Como estas crenças estão muito enraizadas na cultura de Timor-Leste, não são poucos os cidadãos que acabam por atribuir sentido aos factos da vida com base em questões que extrapolam o campo da razão.

“As pessoas, em termos psicológicos, culturais, sociais, estéticos, hierárquicos e religiosos, estão imersas neste tipo de narrativa, o que as deixa propensas a interpretar o mundo à sua volta através de valores e símbolos associados ao mundo espiritual. Este processo semiótico condiciona a nossa forma de estar no mundo e cria um ciclo em que a expectativa de adoecer se manifesta concretamente em doenças físicas e psicológicas e, uma vez doentes, confirmamos a crença de que foram os espíritos”, esclareceu o antropólogo.
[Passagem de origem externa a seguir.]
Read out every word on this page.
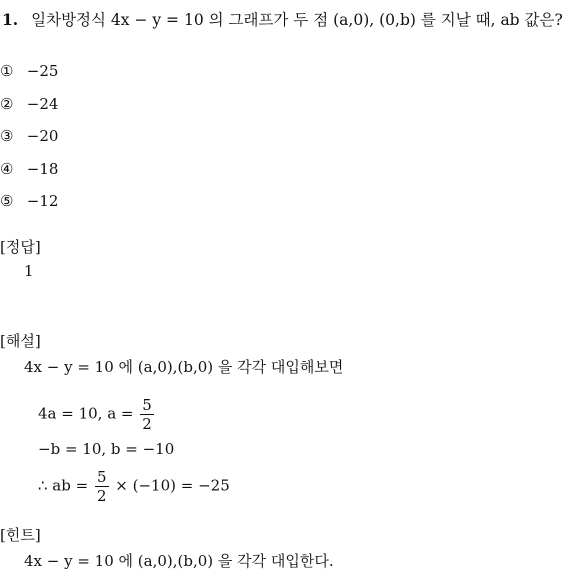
1. 일차방정식 4x − y = 10 의 그래프가 두 점 (a,0), (0,b) 를 지날 때, ab 값은?
① −25
② −24
③ −20
④ −18
⑤ −12
[정답]
1
[해설]
4x − y = 10 에 (a,0),(b,0) 을 각각 대입해보면
4a = 10, $a = \frac{5}{2}$
−b = 10, b = −10
∴ ab = $\frac{5}{2} \times (-10) = -25$
[힌트]
4x − y = 10 에 (a,0),(b,0) 을 각각 대입한다.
Neste contexto, Alessandro Boarccaech argumentou que aquilo que as pessoas entendem como realidade, na verdade é uma construção mental.

“Este processo cognitivo e afetivo possibilita que as nossas crenças e expectativas influenciem a perceção e a interpretação dos factos. Desta forma, a crença em espíritos que causam o mal – associada a uma dinâmica social punitiva – pode favorecer o stress emocional, ansiedade, pânico, depressão e afetar o sistema imunológico, provocando sintomas físicos. Podemos adoecer se acreditarmos que algo nos fará mal, mesmo quando não há nenhuma evidência física para tal”, observou o antropólogo.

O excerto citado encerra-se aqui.